PORTLAND — Everett S. Stickney of Exeter, N.H., was sentenced in U.S. District Court Thursday to 11 1/2 years in prison for setting fires that destroyed 26 small businesses in Yarmouth and an office building in York.
He was also ordered to pay $3.7 million in restitution to the 27 displaced business owners and their 14 insurance companies.
Stickney pleaded guilty in June to two charges of arson and one charge of possession of a firearm by a felon. Judge D. Brock Hornby sentenced him to serve concurrent sentences of 11 1/2 years and 10 years.
Hornby noted that at 30 years old, Stickney has been charged with 14 crimes.

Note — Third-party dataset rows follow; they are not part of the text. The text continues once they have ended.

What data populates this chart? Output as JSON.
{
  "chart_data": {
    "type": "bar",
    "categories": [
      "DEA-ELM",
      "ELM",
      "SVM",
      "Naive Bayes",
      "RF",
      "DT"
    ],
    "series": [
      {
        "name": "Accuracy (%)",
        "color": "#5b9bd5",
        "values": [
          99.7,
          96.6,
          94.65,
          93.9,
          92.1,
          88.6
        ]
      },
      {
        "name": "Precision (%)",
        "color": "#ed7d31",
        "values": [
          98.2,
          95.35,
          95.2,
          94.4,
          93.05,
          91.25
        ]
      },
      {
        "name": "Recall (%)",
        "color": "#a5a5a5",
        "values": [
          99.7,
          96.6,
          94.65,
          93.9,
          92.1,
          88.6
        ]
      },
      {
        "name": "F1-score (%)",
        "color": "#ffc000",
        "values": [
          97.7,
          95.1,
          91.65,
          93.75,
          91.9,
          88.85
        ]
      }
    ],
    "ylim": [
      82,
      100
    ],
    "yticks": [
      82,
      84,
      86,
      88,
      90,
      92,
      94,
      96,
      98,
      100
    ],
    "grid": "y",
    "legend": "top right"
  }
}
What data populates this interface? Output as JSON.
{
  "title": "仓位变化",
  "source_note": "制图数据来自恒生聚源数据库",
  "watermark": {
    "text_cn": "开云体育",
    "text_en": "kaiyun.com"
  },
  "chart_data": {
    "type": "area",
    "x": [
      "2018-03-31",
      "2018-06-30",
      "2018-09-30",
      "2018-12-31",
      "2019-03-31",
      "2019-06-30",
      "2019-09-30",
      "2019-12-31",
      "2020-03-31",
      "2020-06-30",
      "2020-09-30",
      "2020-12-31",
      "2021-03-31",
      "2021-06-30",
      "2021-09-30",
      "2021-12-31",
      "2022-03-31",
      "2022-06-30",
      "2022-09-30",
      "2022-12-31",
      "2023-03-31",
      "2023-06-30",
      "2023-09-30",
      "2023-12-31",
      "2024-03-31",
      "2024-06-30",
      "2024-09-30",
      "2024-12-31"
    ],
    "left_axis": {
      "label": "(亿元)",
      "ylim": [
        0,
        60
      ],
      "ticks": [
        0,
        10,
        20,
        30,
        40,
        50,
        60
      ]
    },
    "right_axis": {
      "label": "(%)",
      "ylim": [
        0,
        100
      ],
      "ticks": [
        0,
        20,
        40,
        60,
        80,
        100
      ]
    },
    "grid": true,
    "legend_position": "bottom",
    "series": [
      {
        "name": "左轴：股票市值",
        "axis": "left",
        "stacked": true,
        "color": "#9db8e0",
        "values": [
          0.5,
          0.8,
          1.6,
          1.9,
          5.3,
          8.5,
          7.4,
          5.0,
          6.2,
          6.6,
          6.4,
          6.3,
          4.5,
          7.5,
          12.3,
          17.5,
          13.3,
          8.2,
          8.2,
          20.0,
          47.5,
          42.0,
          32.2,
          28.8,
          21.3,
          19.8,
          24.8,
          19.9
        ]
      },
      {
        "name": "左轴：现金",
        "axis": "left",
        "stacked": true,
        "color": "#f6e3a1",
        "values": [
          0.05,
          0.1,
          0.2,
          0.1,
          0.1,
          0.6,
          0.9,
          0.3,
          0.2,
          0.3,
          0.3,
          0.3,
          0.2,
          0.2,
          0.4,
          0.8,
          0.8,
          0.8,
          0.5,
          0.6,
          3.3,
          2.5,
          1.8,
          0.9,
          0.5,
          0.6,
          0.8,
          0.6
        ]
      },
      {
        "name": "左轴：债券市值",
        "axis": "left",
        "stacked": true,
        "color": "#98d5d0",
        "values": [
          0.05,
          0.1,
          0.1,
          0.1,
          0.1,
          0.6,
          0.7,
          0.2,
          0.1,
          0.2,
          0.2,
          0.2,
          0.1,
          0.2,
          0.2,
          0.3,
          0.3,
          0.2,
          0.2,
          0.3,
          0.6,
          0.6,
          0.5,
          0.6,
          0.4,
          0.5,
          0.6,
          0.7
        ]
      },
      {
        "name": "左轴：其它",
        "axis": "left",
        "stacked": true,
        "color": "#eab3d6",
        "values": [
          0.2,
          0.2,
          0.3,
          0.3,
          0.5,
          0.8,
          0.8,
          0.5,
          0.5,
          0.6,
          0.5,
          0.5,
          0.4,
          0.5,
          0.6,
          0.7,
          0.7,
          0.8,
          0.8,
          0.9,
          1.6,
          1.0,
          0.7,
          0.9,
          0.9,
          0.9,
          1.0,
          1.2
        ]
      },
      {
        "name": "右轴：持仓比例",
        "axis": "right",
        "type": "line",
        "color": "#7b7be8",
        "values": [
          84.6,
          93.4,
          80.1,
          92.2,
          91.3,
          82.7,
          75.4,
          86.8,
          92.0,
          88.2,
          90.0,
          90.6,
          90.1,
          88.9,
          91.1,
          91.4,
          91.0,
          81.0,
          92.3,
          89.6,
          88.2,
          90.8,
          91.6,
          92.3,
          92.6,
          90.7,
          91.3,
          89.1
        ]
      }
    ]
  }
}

“It is not possible to overemphasize the seriousness and dangers of the crimes Mr. Stickney committed,” the judge said. “In Yarmouth in particular, there were over $3 million in damages and a detrimental impact to a number of businesses and the lives of more than 30 people who worked there.”
He said Stickney’s crimes “call out for significant, significant punishment.”
According to Assistant U.S. Attorney Donald Clark, Stickney’s crimes were serious, and caused many people significant hardship.
“The trauma suffered by the victims is greater than the property loss,” Clark said.
Stickney said he understood the consequences of his actions and was sorry for his actions. He said he was using narcotics at the time of his arrest and mental illness and drug addictions were partly to blame for his behavior.
Stickney started the fire at 500 Route 1 in Yarmouth on Jan. 2 at about 8:40 p.m. Damage was estimated at about $3.5 million. In addition, more than $1 million was lost in uninsured costs.
The next day, a medical office less than a mile away at 60 Forest Falls Drive was broken into, and there were burglaries in Kennebunk at Wonderbrook Business Center, followed by an attempted burglary in York at a storage facility. Stickney set another fire at 433 Route 1 in York at the Cottage Place Business Complex and burglarized two offices. Later, another York commercial business, the Meadow Brook Offices, was burglarized.
“I understand now the devastating impact to my family and the victims,” Stickney said. “I have destroyed their hopes and dreams and put people out of work during this recession.”
Stickney’s attorney, Carol Sipperly, asked that Stickney be designated to federal correctional facilities in Butner, N.C., or Springfield, Mo., where treatment for mental illness and drug addiction is possible.
Yarmouth Police Chief Michael Morrill said the sentence provides closure to the people involved in the case. He said he was surprised the business owners did not appear in court, but said most residents sent letters to the judge expressing their feelings.
“This has caused a lot of devastation in many ways,” Morrill said. “Yarmouth lost 26 small businesses and some have not yet relocated. We hope some return to town.”
Yarmouth police Officer Paul Martin said several agencies worked together on the successful investigation, including the Yarmouth, Kennebunk and York police departments; federal Bureau of Alcohol, Tobacco, Firearms and Explosives; state marshal’s office, and the Arizona Bureau of ATF, which provided DNA samples from Stickney’s father.
“We all worked together as a team from the beginning,” Martin said.
Stickney still faces state charges for burglary and theft in New Hampshire.